Pour notre part, après avoir contemplé et échangé quelques mots avec l’apiculteur dont la récolte bat son plein en cette saison où les mangues, gorgées de maturité, s’écrasent au sol en rafales, la randonnée du jour emprunte les dix sept kilomètres de piste en terre rouge pour rejoindre le seul autre village de l’île, Omoa. Cette route des crêtes offre des points de vue vertigineux sur une côte découpée, déchiquetée où, à chaque mouvement d’une houle langoureuse, la blancheur diaphane de l’écume souligne le noir intense des falaises basaltiques.

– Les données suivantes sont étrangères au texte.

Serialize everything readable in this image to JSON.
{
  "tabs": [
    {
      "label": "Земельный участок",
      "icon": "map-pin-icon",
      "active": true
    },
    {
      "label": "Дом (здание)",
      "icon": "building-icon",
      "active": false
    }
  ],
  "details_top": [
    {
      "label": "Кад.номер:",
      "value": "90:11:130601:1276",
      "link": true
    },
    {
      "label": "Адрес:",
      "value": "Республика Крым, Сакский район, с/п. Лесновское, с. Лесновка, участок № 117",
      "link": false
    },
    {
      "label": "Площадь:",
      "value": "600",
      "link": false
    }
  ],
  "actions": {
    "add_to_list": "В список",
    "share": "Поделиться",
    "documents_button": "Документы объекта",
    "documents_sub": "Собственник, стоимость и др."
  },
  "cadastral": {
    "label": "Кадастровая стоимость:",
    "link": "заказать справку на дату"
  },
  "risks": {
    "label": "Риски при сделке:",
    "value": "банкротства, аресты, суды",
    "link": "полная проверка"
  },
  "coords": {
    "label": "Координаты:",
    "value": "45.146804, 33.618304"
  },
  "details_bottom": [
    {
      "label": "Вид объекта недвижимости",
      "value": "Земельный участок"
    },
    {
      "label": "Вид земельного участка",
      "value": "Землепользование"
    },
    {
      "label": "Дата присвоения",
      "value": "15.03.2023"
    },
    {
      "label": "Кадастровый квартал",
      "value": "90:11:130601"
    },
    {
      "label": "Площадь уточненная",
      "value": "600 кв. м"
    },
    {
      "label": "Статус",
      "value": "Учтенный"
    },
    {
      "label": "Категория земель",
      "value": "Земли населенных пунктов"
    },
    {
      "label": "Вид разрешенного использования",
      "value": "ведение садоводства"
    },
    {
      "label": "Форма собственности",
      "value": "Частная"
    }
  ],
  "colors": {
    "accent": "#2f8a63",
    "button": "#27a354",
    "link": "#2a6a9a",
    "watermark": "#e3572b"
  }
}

A l’intérieur des terres, toute une palette de verts, platine, émeraude, turquoise, opale, feuillage, mousse, menthe, sapin, olive, une forêt tropicale d’hibiscus et de manguiers d’où émergent des bouquets de pandanus aux palmes luisantes. Dès qu’une légère brise souffle, les parfums acidulés des citronniers et des orangers se mêlent aux effluves plus lourdes et sucrés des manguiers envahissant le fond de l’air jusqu’à l’ivresse.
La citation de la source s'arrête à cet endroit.